Research by Richard Phelps and others suggests these criticisms are unfounded, and that well-designed tests can be a key tool in teaching and a yardstick in assessing educational accountability.

In some instances, objections to testing boil down not to empirical differences, but to ideology: sharp differences among educators on how to teach, and how - or even whether - to judge the outcome of the interaction between teacher and student.

America is a nation of people who've had their report cards taped to the refrigerator door, who have sat through spelling tests, college final exams, and professional licensing tests, and who receive performance reviews at work.

We're not convinced that our schools should be the one American institution exempt from getting its own grade, with penalties in cases of failure.

All of which takes the issue of educational testing out of the hands of "experts only," and puts it squarely in the public debate.
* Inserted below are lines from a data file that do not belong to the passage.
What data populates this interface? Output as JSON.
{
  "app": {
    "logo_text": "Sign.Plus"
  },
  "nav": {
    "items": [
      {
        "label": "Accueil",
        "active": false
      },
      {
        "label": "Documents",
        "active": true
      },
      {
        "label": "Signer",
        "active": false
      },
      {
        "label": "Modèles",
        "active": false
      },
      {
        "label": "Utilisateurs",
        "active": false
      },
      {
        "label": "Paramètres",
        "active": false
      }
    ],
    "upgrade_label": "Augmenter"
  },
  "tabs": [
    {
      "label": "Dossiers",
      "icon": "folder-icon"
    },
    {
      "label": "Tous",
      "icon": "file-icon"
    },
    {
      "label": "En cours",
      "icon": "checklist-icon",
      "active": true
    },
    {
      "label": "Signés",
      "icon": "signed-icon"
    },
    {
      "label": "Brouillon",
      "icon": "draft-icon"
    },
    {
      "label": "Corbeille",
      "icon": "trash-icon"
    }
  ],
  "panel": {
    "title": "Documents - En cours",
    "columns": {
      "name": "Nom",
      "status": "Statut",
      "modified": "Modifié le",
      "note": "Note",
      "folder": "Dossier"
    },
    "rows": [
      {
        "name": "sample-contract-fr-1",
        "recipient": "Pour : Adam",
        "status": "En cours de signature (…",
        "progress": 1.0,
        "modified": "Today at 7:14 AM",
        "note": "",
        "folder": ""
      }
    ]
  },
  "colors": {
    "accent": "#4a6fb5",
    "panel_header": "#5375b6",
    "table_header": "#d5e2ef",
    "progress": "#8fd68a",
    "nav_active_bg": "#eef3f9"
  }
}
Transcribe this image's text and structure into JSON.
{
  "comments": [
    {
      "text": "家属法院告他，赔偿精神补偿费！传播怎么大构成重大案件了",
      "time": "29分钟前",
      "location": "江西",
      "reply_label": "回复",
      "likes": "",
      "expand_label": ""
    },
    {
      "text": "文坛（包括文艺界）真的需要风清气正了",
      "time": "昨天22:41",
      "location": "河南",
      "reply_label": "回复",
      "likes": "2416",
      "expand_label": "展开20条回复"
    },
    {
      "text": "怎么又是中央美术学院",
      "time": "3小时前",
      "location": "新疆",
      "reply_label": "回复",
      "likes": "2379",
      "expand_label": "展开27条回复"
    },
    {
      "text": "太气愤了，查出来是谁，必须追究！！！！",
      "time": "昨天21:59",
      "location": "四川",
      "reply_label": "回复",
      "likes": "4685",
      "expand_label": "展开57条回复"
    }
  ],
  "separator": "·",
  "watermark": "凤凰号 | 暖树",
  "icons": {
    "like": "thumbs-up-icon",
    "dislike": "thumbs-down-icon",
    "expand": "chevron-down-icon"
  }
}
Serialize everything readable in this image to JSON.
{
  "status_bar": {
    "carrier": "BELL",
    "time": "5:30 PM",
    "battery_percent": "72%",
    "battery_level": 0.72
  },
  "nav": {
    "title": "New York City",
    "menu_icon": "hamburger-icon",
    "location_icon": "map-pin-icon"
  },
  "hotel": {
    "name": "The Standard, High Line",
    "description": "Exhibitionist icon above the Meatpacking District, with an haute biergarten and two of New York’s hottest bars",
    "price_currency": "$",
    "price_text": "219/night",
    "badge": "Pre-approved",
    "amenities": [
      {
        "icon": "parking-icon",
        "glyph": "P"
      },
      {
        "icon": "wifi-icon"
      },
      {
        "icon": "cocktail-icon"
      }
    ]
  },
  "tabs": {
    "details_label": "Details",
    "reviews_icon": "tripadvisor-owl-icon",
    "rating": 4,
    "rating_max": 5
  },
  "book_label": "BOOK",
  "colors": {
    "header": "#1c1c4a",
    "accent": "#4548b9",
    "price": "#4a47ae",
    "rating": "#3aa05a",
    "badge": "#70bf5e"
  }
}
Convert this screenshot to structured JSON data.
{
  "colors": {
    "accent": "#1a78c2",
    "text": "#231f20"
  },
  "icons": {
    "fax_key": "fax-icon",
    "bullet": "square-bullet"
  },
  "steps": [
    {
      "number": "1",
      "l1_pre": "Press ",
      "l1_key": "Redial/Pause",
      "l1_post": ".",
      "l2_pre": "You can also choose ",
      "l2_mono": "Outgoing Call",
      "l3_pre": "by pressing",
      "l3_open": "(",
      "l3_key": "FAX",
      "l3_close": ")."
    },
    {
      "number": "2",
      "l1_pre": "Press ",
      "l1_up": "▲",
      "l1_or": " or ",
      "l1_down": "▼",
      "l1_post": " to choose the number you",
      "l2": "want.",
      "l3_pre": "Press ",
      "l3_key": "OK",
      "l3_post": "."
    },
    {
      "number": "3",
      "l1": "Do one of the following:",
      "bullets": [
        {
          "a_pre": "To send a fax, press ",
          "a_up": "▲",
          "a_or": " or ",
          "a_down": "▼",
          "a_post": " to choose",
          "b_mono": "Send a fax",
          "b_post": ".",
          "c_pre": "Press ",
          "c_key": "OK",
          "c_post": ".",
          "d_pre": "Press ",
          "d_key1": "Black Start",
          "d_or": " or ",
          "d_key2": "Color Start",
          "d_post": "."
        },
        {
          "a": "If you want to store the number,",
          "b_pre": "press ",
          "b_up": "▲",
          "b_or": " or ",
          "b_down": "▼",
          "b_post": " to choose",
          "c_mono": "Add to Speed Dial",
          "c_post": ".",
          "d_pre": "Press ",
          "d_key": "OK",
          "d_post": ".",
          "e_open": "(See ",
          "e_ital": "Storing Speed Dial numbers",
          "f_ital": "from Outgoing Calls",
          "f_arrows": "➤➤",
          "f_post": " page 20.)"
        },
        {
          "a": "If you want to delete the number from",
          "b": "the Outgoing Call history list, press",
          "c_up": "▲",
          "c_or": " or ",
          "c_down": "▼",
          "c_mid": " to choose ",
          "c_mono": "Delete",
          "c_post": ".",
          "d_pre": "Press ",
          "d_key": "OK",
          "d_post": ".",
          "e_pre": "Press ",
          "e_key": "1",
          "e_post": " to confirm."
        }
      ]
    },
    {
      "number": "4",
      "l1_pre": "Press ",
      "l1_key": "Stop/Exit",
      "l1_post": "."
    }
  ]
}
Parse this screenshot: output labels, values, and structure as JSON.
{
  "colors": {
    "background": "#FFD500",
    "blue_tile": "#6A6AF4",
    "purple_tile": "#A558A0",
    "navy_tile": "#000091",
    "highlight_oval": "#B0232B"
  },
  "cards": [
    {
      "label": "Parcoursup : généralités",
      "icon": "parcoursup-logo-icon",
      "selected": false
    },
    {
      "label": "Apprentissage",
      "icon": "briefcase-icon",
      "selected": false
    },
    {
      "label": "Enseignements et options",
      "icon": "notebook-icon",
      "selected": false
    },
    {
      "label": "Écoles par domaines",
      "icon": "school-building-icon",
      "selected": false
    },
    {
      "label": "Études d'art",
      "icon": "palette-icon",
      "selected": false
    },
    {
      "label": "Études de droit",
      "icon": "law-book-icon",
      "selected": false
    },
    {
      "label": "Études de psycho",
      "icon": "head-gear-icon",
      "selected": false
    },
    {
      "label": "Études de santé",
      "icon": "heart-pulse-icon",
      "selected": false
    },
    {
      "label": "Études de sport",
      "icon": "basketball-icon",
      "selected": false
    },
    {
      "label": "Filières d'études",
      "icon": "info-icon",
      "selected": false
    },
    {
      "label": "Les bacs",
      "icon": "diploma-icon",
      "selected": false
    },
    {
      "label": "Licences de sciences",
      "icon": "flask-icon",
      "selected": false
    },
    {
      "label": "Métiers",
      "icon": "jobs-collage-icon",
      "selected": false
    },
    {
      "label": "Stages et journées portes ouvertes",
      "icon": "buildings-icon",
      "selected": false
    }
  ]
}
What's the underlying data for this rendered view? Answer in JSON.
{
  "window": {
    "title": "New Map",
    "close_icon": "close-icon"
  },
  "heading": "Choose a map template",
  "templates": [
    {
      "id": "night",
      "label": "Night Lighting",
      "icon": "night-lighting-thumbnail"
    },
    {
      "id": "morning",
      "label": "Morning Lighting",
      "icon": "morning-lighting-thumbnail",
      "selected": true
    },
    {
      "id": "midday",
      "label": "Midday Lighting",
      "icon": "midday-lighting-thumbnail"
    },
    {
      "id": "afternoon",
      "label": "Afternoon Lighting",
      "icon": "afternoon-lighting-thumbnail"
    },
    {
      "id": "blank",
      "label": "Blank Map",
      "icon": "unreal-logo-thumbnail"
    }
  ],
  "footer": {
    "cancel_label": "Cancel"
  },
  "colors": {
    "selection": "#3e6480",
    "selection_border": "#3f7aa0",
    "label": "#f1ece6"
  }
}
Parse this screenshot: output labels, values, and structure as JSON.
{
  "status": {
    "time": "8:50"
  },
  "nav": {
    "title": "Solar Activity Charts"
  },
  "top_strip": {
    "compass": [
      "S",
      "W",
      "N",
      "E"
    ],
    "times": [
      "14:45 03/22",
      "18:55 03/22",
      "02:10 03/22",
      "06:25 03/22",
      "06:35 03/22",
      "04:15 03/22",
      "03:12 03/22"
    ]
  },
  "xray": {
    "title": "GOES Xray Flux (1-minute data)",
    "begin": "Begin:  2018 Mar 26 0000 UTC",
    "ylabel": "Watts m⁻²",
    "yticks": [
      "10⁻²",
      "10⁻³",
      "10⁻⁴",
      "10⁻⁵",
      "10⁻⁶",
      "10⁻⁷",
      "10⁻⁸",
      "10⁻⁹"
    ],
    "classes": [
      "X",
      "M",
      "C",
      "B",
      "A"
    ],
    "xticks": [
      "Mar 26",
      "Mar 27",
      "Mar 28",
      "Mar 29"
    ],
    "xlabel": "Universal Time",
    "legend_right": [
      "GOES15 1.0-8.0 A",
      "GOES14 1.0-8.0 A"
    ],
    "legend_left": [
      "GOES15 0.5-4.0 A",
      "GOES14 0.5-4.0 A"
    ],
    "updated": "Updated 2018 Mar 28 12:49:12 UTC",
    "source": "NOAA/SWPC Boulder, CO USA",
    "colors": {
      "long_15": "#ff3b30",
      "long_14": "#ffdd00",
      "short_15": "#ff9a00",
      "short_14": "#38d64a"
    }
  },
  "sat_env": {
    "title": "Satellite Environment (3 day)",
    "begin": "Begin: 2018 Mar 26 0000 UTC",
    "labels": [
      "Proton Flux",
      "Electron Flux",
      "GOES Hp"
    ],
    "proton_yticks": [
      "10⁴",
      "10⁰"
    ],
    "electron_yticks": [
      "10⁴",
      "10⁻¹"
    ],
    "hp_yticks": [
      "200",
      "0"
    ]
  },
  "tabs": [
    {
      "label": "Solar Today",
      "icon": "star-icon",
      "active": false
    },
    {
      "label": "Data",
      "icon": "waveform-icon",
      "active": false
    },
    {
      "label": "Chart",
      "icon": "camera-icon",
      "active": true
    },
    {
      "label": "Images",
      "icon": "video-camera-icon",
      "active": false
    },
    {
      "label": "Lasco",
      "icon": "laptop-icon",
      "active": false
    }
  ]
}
All stakeholders in the effectiveness of American schooling - from parents who seek the best for their children, to the local, state, and federal legislators who set the education policy that affects school performance - deserve to know if our schools are passing the test.

Bill Evers is a research fellow with the Hoover Institution and recently served as senior educational adviser to Ambassador Paul Bremer in Iraq. Herbert J. Walberg is a distinguished visiting fellow at Hoover. They are members of the Koret K-12 Task Force on education reform and coeditors of the new book "Testing Student Learning, Evaluating Teaching Effectiveness."